Given the drawbacks and challenges associated with direct-contact NTP reactors, several recent studies have examined the use of indirect-contact NTP systems for water treatment [1,2]. In particular, the surface barrier discharge (SBD) configuration enables large volume NTP generation in humid air with modest power supply requirements. Unfortunately, a key drawback associated with the use of indirect-contact plasma liquid reactors is the reduced transport of chemical species from the discharge to the liquid. Highly reactive species produced by NTP generated in humid air, such as atomic oxygen and hydroxyl radicals, rapidly react beyond the plasma to form longer-lived and less reactive intermediaries, such as ozone and hydrogen peroxide. To enhance the efficiency of an indirect-contact NTP reactor the transport of longer-lived intermediary species to the liquid must be maximized. One particularly convenient method to achieve this is through the use of a falling film reactor [3], whereby a thin liquid film flows in close proximity to an NTP source. Such reactors have been used extensively in direct-contact NTP studies [4,5], but have not yet been used for the in-direct NTP treatment of contaminated water.

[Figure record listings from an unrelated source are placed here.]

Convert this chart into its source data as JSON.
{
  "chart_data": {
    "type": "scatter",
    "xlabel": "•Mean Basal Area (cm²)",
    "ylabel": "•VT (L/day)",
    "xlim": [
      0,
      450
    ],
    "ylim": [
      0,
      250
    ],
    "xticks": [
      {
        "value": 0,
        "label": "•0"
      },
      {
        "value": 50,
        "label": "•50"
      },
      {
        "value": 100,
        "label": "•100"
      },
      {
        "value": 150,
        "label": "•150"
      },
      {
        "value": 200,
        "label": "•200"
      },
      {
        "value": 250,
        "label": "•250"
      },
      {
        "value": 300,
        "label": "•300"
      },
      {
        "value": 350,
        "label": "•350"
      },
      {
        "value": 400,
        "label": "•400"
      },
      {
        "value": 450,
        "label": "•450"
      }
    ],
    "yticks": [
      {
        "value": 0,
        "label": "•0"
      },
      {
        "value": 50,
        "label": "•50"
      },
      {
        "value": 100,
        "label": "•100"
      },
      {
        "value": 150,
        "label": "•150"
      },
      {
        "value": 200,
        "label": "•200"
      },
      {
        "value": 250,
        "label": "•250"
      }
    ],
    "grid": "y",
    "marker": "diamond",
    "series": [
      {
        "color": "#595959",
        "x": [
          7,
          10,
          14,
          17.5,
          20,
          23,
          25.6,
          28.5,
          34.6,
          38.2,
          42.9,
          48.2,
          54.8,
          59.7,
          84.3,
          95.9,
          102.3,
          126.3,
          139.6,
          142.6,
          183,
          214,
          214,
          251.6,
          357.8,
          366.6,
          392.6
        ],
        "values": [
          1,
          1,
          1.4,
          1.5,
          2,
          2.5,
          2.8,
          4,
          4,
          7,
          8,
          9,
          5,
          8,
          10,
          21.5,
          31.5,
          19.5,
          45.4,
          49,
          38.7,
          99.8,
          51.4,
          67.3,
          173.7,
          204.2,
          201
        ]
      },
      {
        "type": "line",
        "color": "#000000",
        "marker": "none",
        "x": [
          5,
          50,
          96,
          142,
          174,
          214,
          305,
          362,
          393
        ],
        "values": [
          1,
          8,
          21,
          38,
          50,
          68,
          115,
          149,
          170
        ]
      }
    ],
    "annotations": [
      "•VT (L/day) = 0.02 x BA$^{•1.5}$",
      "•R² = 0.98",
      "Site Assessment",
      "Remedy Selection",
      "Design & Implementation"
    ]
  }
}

This contribution considers the hypothesis that the efficiency of an indirect-contact NTP wastewater treatment processes can rival that of direct-contact treatment process by combining a falling film reactor with a SBD, figure 1. To test the hypothesis the decolorization of indigo carmine dye was examined as a function of plasma operating parameters whilst the generation of chemical species was assessed in both the liquid and gas phase. Analysis of dye decolorization as a function of energy input revealed that complete decolorization of Indigo Carmine could be achieved, figure 2. However, more energy was used at higher discharge powers to obtain total decolorization. To explain the faster and more efficient decolorization of dye at lower power, FTIR was used to quantify gas phase chemical species. Under high power operation it was observed that the gas phase chemistry rapidly transitioned from being ozone dominated to NOx dominated, attributed to process known as Ozone poisoning. It was shown that the shift in gas-phase chemistry is primarily responsible for the reduction in decolorization efficiency under high power operation.

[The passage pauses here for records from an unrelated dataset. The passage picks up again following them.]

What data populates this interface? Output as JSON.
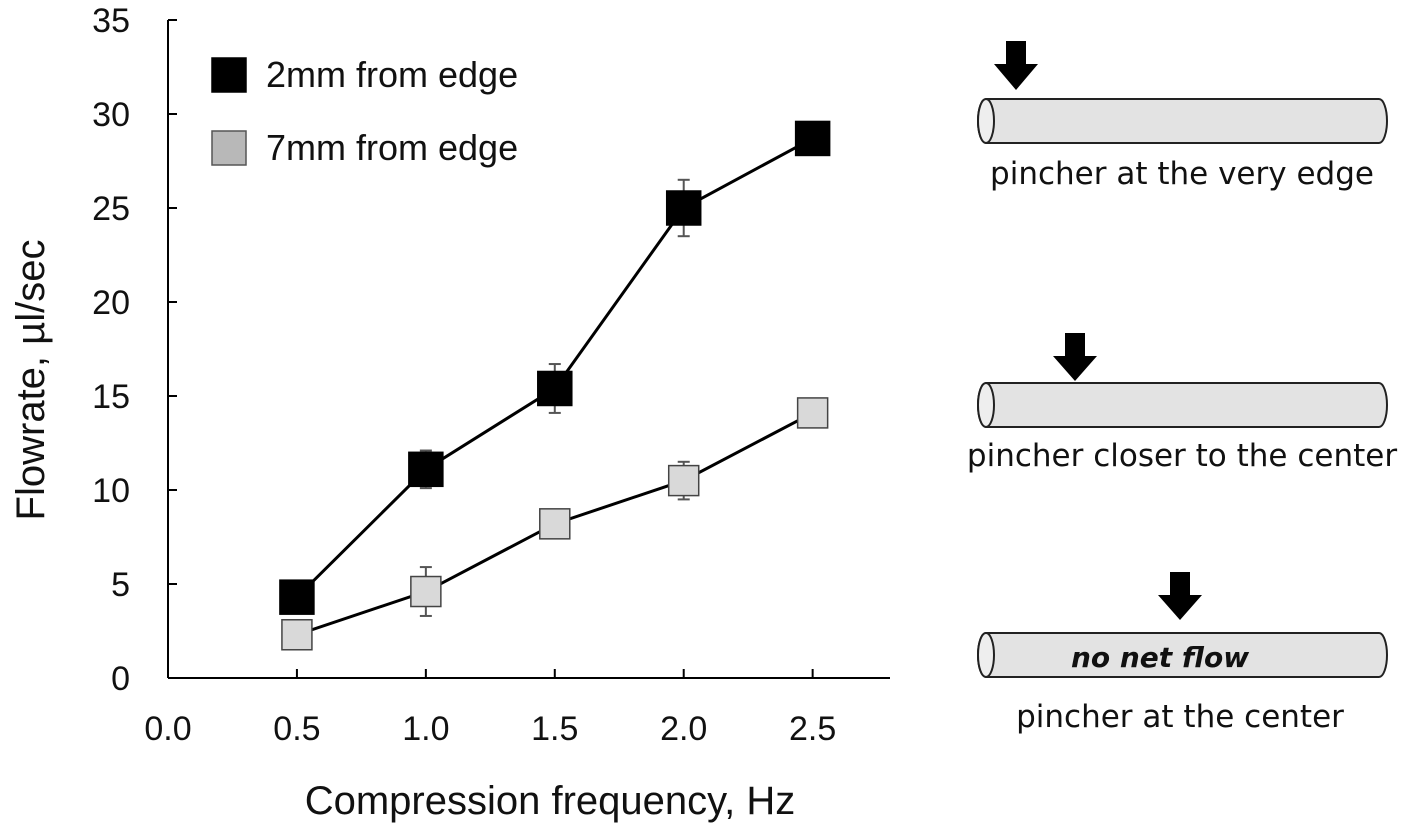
{
  "chart_data": {
    "type": "line",
    "title": "",
    "xlabel": "Compression frequency, Hz",
    "ylabel": "Flowrate, µl/sec",
    "xlim": [
      0.0,
      2.8
    ],
    "ylim": [
      0,
      35
    ],
    "xticks": [
      0.0,
      0.5,
      1.0,
      1.5,
      2.0,
      2.5
    ],
    "xtick_labels": [
      "0.0",
      "0.5",
      "1.0",
      "1.5",
      "2.0",
      "2.5"
    ],
    "yticks": [
      0,
      5,
      10,
      15,
      20,
      25,
      30,
      35
    ],
    "ytick_labels": [
      "0",
      "5",
      "10",
      "15",
      "20",
      "25",
      "30",
      "35"
    ],
    "grid": false,
    "legend_position": "top-left",
    "series": [
      {
        "name": "2mm from edge",
        "color": "#000000",
        "marker": "square",
        "x": [
          0.5,
          1.0,
          1.5,
          2.0,
          2.5
        ],
        "y": [
          4.3,
          11.1,
          15.4,
          25.0,
          28.7
        ],
        "error": [
          0.5,
          1.0,
          1.3,
          1.5,
          0.6
        ]
      },
      {
        "name": "7mm from edge",
        "color": "#d9d9d9",
        "marker": "square",
        "x": [
          0.5,
          1.0,
          1.5,
          2.0,
          2.5
        ],
        "y": [
          2.3,
          4.6,
          8.2,
          10.5,
          14.1
        ],
        "error": [
          0.4,
          1.3,
          0.3,
          1.0,
          0.3
        ]
      }
    ]
  },
  "diagrams": [
    {
      "caption": "pincher at the very edge",
      "inner_text": ""
    },
    {
      "caption": "pincher closer to the center",
      "inner_text": ""
    },
    {
      "caption": "pincher at the center",
      "inner_text": "no net flow"
    }
  ]
}
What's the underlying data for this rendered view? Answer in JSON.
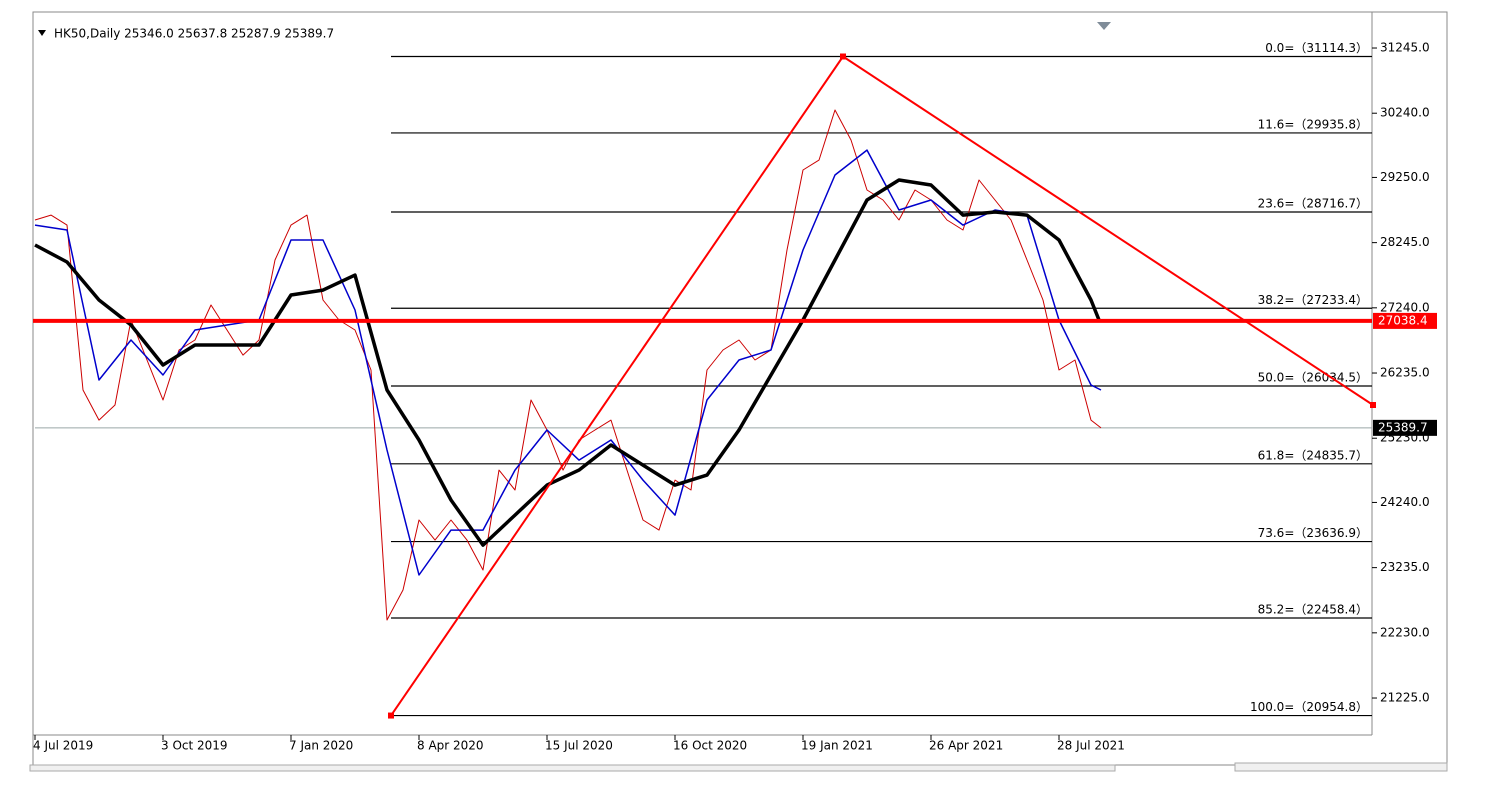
{
  "chart_data": {
    "type": "line",
    "title": "HK50,Daily  25346.0 25637.8 25287.9 25389.7",
    "xlim": [
      0,
      669
    ],
    "ylim": [
      20655,
      31754
    ],
    "xticks": [
      {
        "value": 0,
        "label": "4 Jul 2019"
      },
      {
        "value": 64,
        "label": "3 Oct 2019"
      },
      {
        "value": 128,
        "label": "7 Jan 2020"
      },
      {
        "value": 192,
        "label": "8 Apr 2020"
      },
      {
        "value": 256,
        "label": "15 Jul 2020"
      },
      {
        "value": 320,
        "label": "16 Oct 2020"
      },
      {
        "value": 384,
        "label": "19 Jan 2021"
      },
      {
        "value": 448,
        "label": "26 Apr 2021"
      },
      {
        "value": 512,
        "label": "28 Jul 2021"
      }
    ],
    "yticks": [
      {
        "value": 31245,
        "label": "31245.0"
      },
      {
        "value": 30240,
        "label": "30240.0"
      },
      {
        "value": 29250,
        "label": "29250.0"
      },
      {
        "value": 28245,
        "label": "28245.0"
      },
      {
        "value": 27240,
        "label": "27240.0"
      },
      {
        "value": 26235,
        "label": "26235.0"
      },
      {
        "value": 25230,
        "label": "25230.0"
      },
      {
        "value": 24240,
        "label": "24240.0"
      },
      {
        "value": 23235,
        "label": "23235.0"
      },
      {
        "value": 22230,
        "label": "22230.0"
      },
      {
        "value": 21225,
        "label": "21225.0"
      }
    ],
    "series": [
      {
        "color": "#cc0000",
        "width": 1,
        "x": [
          0,
          8,
          16,
          24,
          32,
          40,
          48,
          56,
          64,
          72,
          80,
          88,
          96,
          104,
          112,
          120,
          128,
          136,
          144,
          152,
          160,
          168,
          176,
          184,
          192,
          200,
          208,
          216,
          224,
          232,
          240,
          248,
          256,
          264,
          272,
          280,
          288,
          296,
          304,
          312,
          320,
          328,
          336,
          344,
          352,
          360,
          368,
          376,
          384,
          392,
          400,
          408,
          416,
          424,
          432,
          440,
          448,
          456,
          464,
          472,
          480,
          488,
          496,
          504,
          512,
          520,
          528,
          533
        ],
        "values": [
          28594,
          28670,
          28516,
          25973,
          25510,
          25742,
          27052,
          26435,
          25819,
          26590,
          26744,
          27283,
          26898,
          26512,
          26744,
          27977,
          28516,
          28670,
          27360,
          27052,
          26898,
          26281,
          22427,
          22890,
          23969,
          23660,
          23969,
          23660,
          23198,
          24739,
          24431,
          25819,
          25356,
          24739,
          25202,
          25356,
          25510,
          24739,
          23969,
          23814,
          24585,
          24431,
          26281,
          26590,
          26744,
          26435,
          26590,
          28131,
          29364,
          29518,
          30289,
          29827,
          29056,
          28902,
          28594,
          29056,
          28902,
          28594,
          28439,
          29210,
          28902,
          28594,
          27977,
          27360,
          26281,
          26435,
          25510,
          25389.7
        ]
      },
      {
        "color": "#0000cc",
        "width": 1.5,
        "x": [
          0,
          16,
          32,
          48,
          64,
          80,
          96,
          112,
          128,
          144,
          160,
          176,
          192,
          208,
          224,
          240,
          256,
          272,
          288,
          304,
          320,
          336,
          352,
          368,
          384,
          400,
          416,
          432,
          448,
          464,
          480,
          496,
          512,
          528,
          533
        ],
        "values": [
          28516,
          28439,
          26127,
          26744,
          26204,
          26898,
          26975,
          27052,
          28285,
          28285,
          27206,
          25048,
          23121,
          23814,
          23814,
          24739,
          25356,
          24893,
          25202,
          24585,
          24045,
          25819,
          26435,
          26590,
          28131,
          29287,
          29672,
          28748,
          28902,
          28516,
          28748,
          28670,
          27052,
          26050,
          25973
        ]
      },
      {
        "color": "#000000",
        "width": 3.5,
        "x": [
          0,
          16,
          32,
          48,
          64,
          80,
          96,
          112,
          128,
          144,
          160,
          176,
          192,
          208,
          224,
          240,
          256,
          272,
          288,
          304,
          320,
          336,
          352,
          368,
          384,
          400,
          416,
          432,
          448,
          464,
          480,
          496,
          512,
          528,
          532
        ],
        "values": [
          28208,
          27946,
          27360,
          26975,
          26358,
          26667,
          26667,
          26667,
          27437,
          27514,
          27745,
          25973,
          25202,
          24277,
          23583,
          24045,
          24508,
          24739,
          25125,
          24816,
          24508,
          24662,
          25356,
          26204,
          27052,
          27977,
          28902,
          29210,
          29133,
          28670,
          28717,
          28670,
          28285,
          27360,
          27052
        ]
      }
    ],
    "trendlines": [
      {
        "color": "#ff0000",
        "x": [
          178,
          404
        ],
        "values": [
          20954.8,
          31114.3
        ]
      },
      {
        "color": "#ff0000",
        "x": [
          404,
          669
        ],
        "values": [
          31114.3,
          25742
        ]
      }
    ],
    "fib_levels": [
      {
        "value": 31114.3,
        "label": "0.0=（31114.3）"
      },
      {
        "value": 29935.8,
        "label": "11.6=（29935.8）"
      },
      {
        "value": 28716.7,
        "label": "23.6=（28716.7）"
      },
      {
        "value": 27233.4,
        "label": "38.2=（27233.4）"
      },
      {
        "value": 26034.5,
        "label": "50.0=（26034.5）"
      },
      {
        "value": 24835.7,
        "label": "61.8=（24835.7）"
      },
      {
        "value": 23636.9,
        "label": "73.6=（23636.9）"
      },
      {
        "value": 22458.4,
        "label": "85.2=（22458.4）"
      },
      {
        "value": 20954.8,
        "label": "100.0=（20954.8）"
      }
    ],
    "fib_start": 178,
    "hline": {
      "value": 27038.4,
      "label": "27038.4",
      "color": "#ff0000"
    },
    "price_line": {
      "value": 25389.7,
      "label": "25389.7",
      "color": "#9aa6a6"
    }
  }
}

Using optimized NTP parameters the decolorization results were compared against several other plasma-based AOP approaches and alternative AOP technologies, Figure 3. The comparison illustrates the G50 (g/kWh) value (i.e., the energy consumed to decompose one gram of pollutant) against the time needed to reach 50 % decomposition (t50). It is clear that the indirect-contact plasma system investigated in this contribution compares favorably with other plasma-based studies, including those using direct-contact systems. It is also clear that the approach offers a higher efficiency compared to alternative AOP technologies, such as UV, UV/ H2O2 [6], H2O2/photo Fenton, UV/TiO2 and Fenton/photo Fenton [7].

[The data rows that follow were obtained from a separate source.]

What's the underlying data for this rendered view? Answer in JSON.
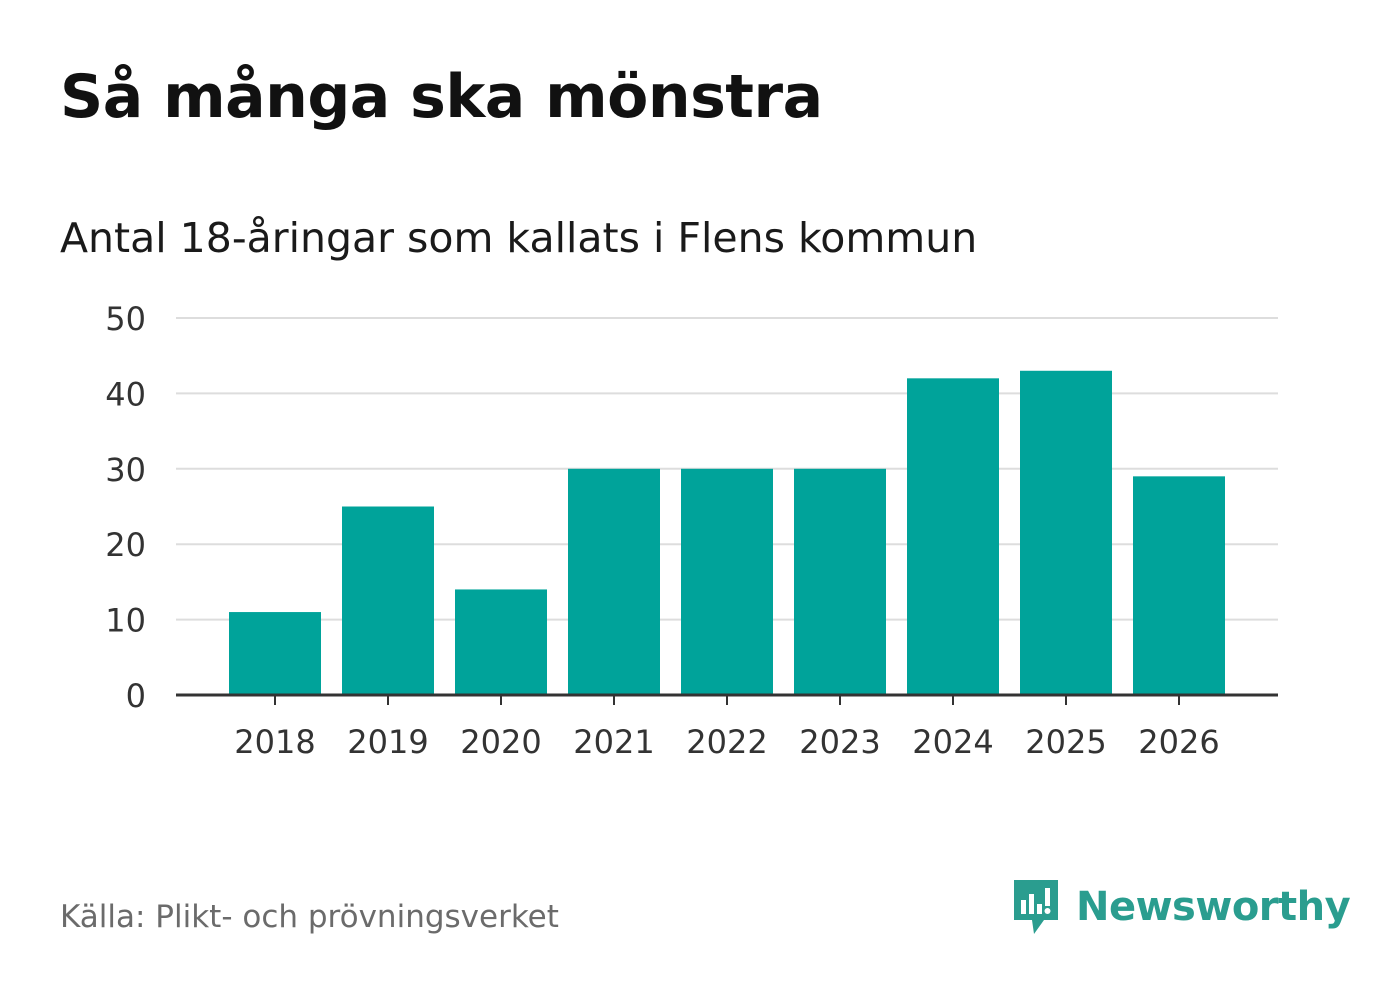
{
  "title": "Så många ska mönstra",
  "subtitle": "Antal 18-åringar som kallats i Flens kommun",
  "source": "Källa: Plikt- och prövningsverket",
  "brand": {
    "name": "Newsworthy",
    "icon": "newsworthy-logo-icon",
    "color": "#2a9d8f"
  },
  "colors": {
    "bar": "#00a39a",
    "grid": "#dddddd",
    "axis": "#333333",
    "text": "#333333"
  },
  "chart_data": {
    "type": "bar",
    "title": "Så många ska mönstra",
    "subtitle": "Antal 18-åringar som kallats i Flens kommun",
    "categories": [
      "2018",
      "2019",
      "2020",
      "2021",
      "2022",
      "2023",
      "2024",
      "2025",
      "2026"
    ],
    "values": [
      11,
      25,
      14,
      30,
      30,
      30,
      42,
      43,
      29
    ],
    "yticks": [
      0,
      10,
      20,
      30,
      40,
      50
    ],
    "ylim": [
      0,
      50
    ],
    "xlabel": "",
    "ylabel": "",
    "grid": true
  }
}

In summary, the combination of a large-area SBD and falling film reactor provides a convenient means for wastewater remediation without many of the challenges associated with direct-contact plasma-liquid systems. Despite the limited mass-transport of highly reactive species to the liquid layer, the large flux of longer-lived species was found to be highly effective for the efficient degradation of Indigo Carmine.
[1] Kumar et al., Frontiers in Physics, vol. 10, 2022.
[2] Pavlovich et al., Journal of Physics D: Applied Physics, vol. 46, no. 14, p. 145202, 2013.
[3] Krupež et al., Journal of Physics D: Applied Physics, vol. 51, no. 17, p. 174003, 2018.
[4] Hama Aziz et al., Journal of Hazardous Materials, vol. 343, pp. 107-115, 2018.
[5] Kozakova et al., Plasma Processes and Polymers, vol. 15, no. 6, p. 1700178, 2018.
[6] Rodríguez et al., Environmental Engineering Science, vol. 24, no. 3, pp. 363-371, 2007.
[7] Palma-Goyes et al., Electrochimica Acta, vol. 140, pp. 427-433, 2014.